Pois acontece muitas vezes que não poucos guardam com tanto ciúme um volume, que não permitem a ninguém sequer de leve o ler ou tocar. E assim encontram ocasião de impaciência e de morte onde eram estimulados a ganhar a recompensa da paciência e da caridade. Depois de terem distribuídos todos os seus bens por amor de Cristo, eles retém em coisas minímas o antigo afeto do seu coração e se deixam por elas, muitas vezes, encher-se de fortes cóleras, como os que, não tendo a caridade do Apóstolo, se tornam de todo infrutuosos e estéreis. O santo Apóstolo o previa, em espírito, quando disse : “Ainda que eu distribuísse todos os meus bens para o alimento dos pobres, e entregasse meu corpo as chamas, se eu não tiver a caridade, de nada me serve” (1 Cor 13,3).

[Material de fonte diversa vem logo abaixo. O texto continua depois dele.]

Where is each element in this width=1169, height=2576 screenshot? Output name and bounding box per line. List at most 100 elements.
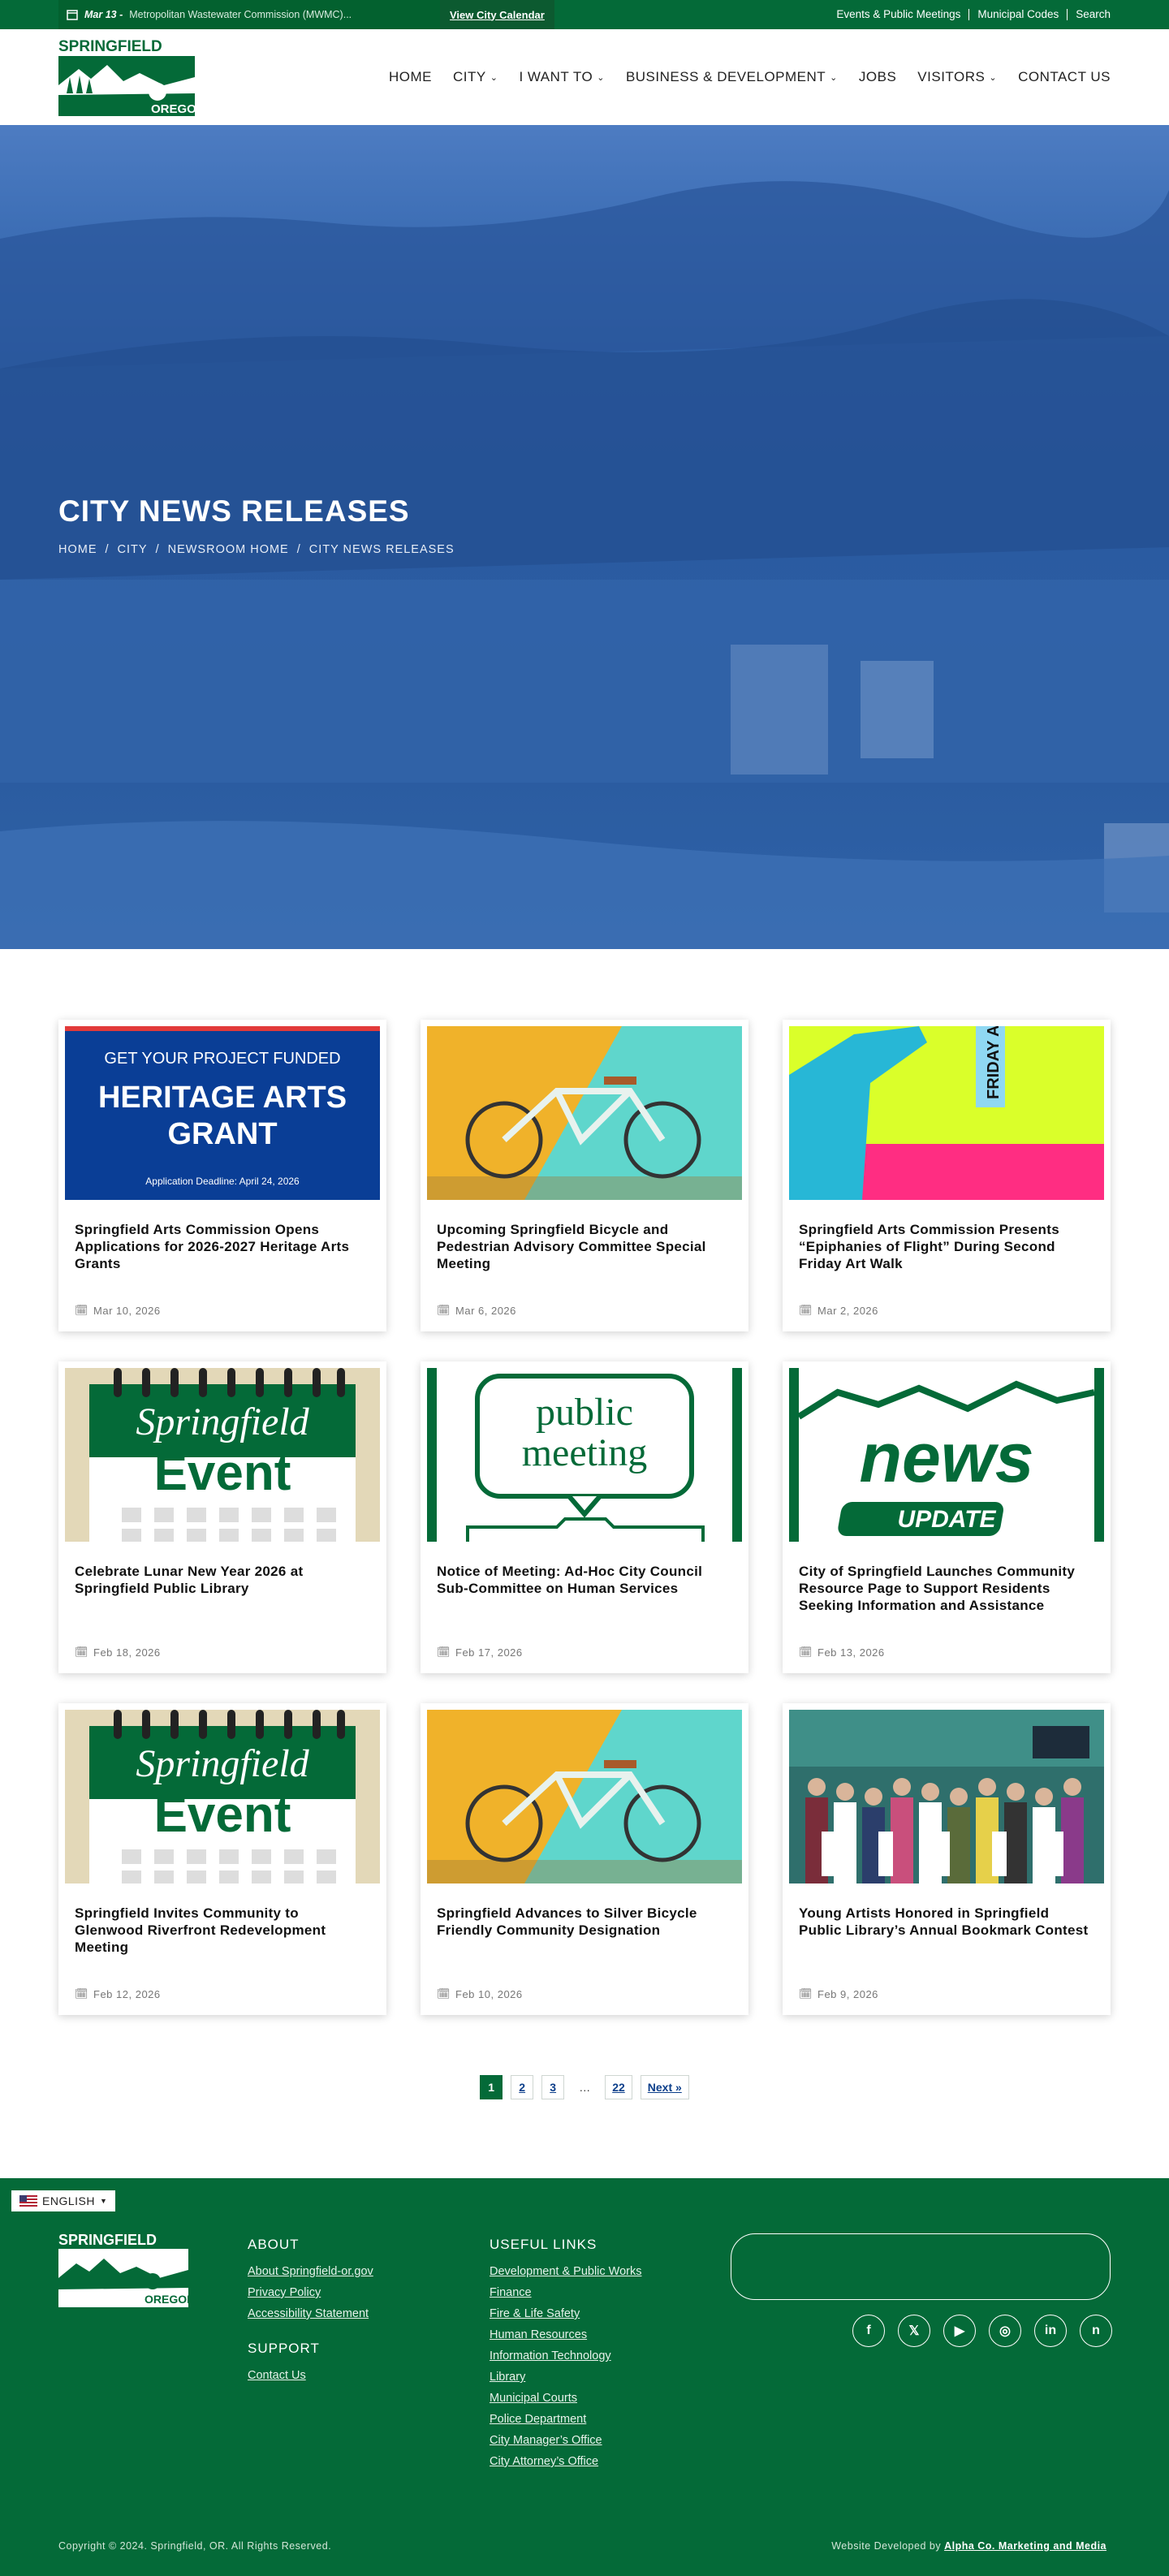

Prova-se, assim, com clareza, que não se alcança de imediato a perfeição pela simples nudez e pela renuncia de toda riqueza e honraria, se não houver aquela caridade cujos membros descreve o Apóstolo, pois é só na pureza de coração que ela consiste.
Pois o que é não invejar, não se encher de orgulho, não se irritar, não agir mal, não ir atrás do próprio interesse, não ter prazer com a injustiça, não levar em conta o mal (cf. Cor 13,4 ss) e o resto, senão oferecer sempre a Deus um coração perfeito e sincero, e guardá-lo imune de quaisquer pertubações?